Column Carolien Burghout: Doodgewoon
Carolien Burghout is Verpleegkundig Specialist Hematologie en promovendus ‘Zorg in de laatste levensjaren’ in het Jeroen Bosch Ziekenhuis. In haar column krijg je een inkijkje in haar werk.
‘Mama, waarom vind jij het werken met patiënten die doodgaan leuk?’ Deze vraag van één van mijn kinderen verrast me volledig. Net daarvoor had ik gezegd dat ik na drie weken vakantie weer zin had om te gaan werken. Ik haal diep adem en zoek passende woorden. ‘Heb jij weleens dat je iets gaat doen, terwijl je niet weet wat er gaat gebeuren? Dat kan een situatie zijn die je niet kent. Vaak vind je het dan spannend of voel je je ongemakkelijk. Je denkt er vaak aan en krijgt zo’n gek gevoel in je buik. Eigenlijk wil je er met iemand over praten, maar durf je niet goed. Je denkt dat de ander het raar vindt dat je je zo voelt of dat het lastig is om je gevoelens tegen iemand te vertellen. Stel je voor dat ik weet dat jij iets gaat doen wat je spannend vindt, maar ik zeg er helemaal niets over. Ik doe alsof er niets aan de hand is. Hoe zou jij dat vinden?’ Het antwoord komt direct: ‘Dat zou niet fijn zijn.’

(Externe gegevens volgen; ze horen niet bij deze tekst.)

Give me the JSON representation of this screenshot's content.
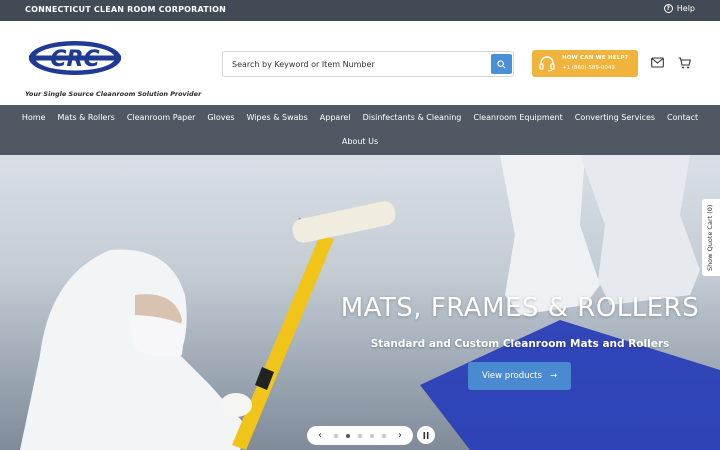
{
  "topbar": {
    "company": "CONNECTICUT CLEAN ROOM CORPORATION",
    "help": "Help"
  },
  "header": {
    "tagline": "Your Single Source Cleanroom Solution Provider",
    "search_placeholder": "Search by Keyword or Item Number",
    "callbox": {
      "title": "HOW CAN WE HELP?",
      "phone": "+1 (860) 589-0049"
    }
  },
  "nav": {
    "row1": [
      "Home",
      "Mats & Rollers",
      "Cleanroom Paper",
      "Gloves",
      "Wipes & Swabs",
      "Apparel",
      "Disinfectants & Cleaning",
      "Cleanroom Equipment",
      "Converting Services",
      "Contact"
    ],
    "row2": [
      "About Us"
    ]
  },
  "hero": {
    "title": "MATS, FRAMES & ROLLERS",
    "subtitle": "Standard and Custom Cleanroom Mats and Rollers",
    "cta": "View products",
    "slides_total": 5,
    "active_slide": 2
  },
  "quote_tab": "Show Quote Cart (0)",
  "colors": {
    "topbar": "#414a55",
    "nav": "#4f5863",
    "accent_blue": "#4a8ad1",
    "callbox": "#f0b43c",
    "logo_blue": "#1f3a93"
  }
}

‘Zo is het ook in mijn werk. Mensen die weten dat ze doodgaan, vinden de dood spannend. Het houdt hen bezig. Ze weten niet goed wat er gaat gebeuren en vinden het moeilijk om hierover te praten. Nadenken over de dood kan hen verdrietig maken. Als ze dan bij mij komen en ik zou er niets over zeggen, vinden ze dat misschien ook niet fijn. Daarom probeer ik juist wel met de mensen over de dood te praten. Het kan helpen als ik hen uitleg wat er allemaal kan gebeuren en helpt om er minder bang voor te zijn. Als ze verdrietig zijn, is het fijn als iemand naar ze luistert. Ik vind het fijn om mensen te helpen om zo goed mogelijk afscheid te nemen van de mensen van wie ze houden. Daar word ik blij van. Dat is de reden waarom ik mijn werk leuk vind, ook al gaan de mensen soms dood.’
Hij knikt en zegt dat hij het begrijpt. Vervolgens pakt hij zijn boek en gaat verder met lezen. En ik? Ik voel me bevoorrecht dat ik dit werk mag doen, dat ik er mag zijn voor mensen die het leven moeten loslaten. Dat ik mag leren van de mensen in de spreekkamer. Elke dag opnieuw. Bovenal ben ik trots op dit kleine ventje dat grote vragen durft te stellen. Door zijn openheid mag hij op jonge leeftijd ervaren dat praten over de dood ‘doodgewoon’ is.